AutoBots: Using Reinforcement Learning with Carla & DonkeySim

COGS 188 [Artificial Intelligence Algorithms] - Final Project

Group Members

Abstract

The goal of this project is to train a Reinforcement Learning (RL) Classifier on autonomous vehicles. We plan to use both CARLA and DonkeyCar Simulator to navigate our vehicle. CARLA will provide a complex urban driving environment, while the DonkeyCar simulator will be used for a simpler track-based navigation on it's “Warren Field” circuit. We plan to solely rely on a Lidar sensor for data collection because of its robustness in capturing depth information and obstacle detection regardless of lighting conditions, an advantage over typical computer vision based data collection. We implement two deep RL algorithms: Actor-Critic and Proximal Policy Optimization (PPO), both designed for continuous action spaces since algorithms like simple a simple Q learning to are ineffective for problems in continious action spaces. We will use the gathered data to train agents to take optimal actions such as steering, acceleration, and braking based on the cars current position relative to the world. Performance will be evaluated using key metrics such as cumulative reward, lap completion time, and distance travelled. By comparing these metrics across different models and training scenarios, we aim to determine which RL method provides the most robust and efficient control for autonomous driving in simulated environments.

Background

Autonomous driving has rapidly advanced due to improvements in computing power and machine learning, particularly reinforcement learning (RL), which enables autonomous agents to learn optimal control strategies through trial and error.
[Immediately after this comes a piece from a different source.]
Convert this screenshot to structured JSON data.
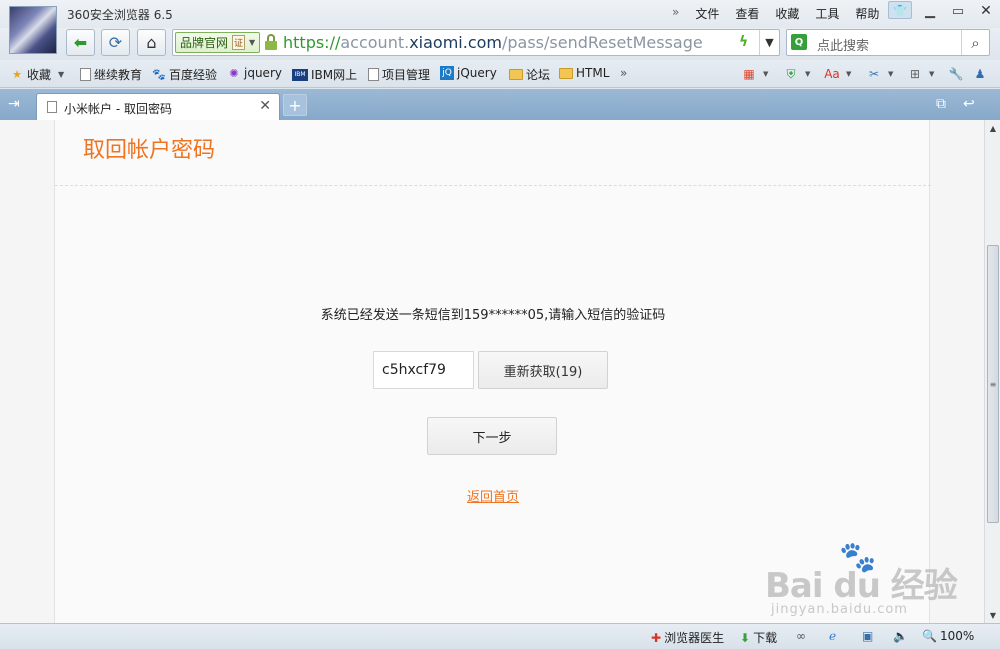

Unlike traditional rule-based or supervised learning methods, RL-based approaches can dynamically adapt to new environments and uncertain conditions, making them well-suited for self-driving applications [1]. However, a significant challenge in RL-driven autonomous navigation is the simulation-to-reality gap, where models trained in virtual environments struggle to perform reliably in real-world settings due to differences in sensor noise, road textures, and unexpected obstacles [2]. Research on domain adaptation and transfer learning continues to address this issue by fine-tuning RL policies with real-world data [3].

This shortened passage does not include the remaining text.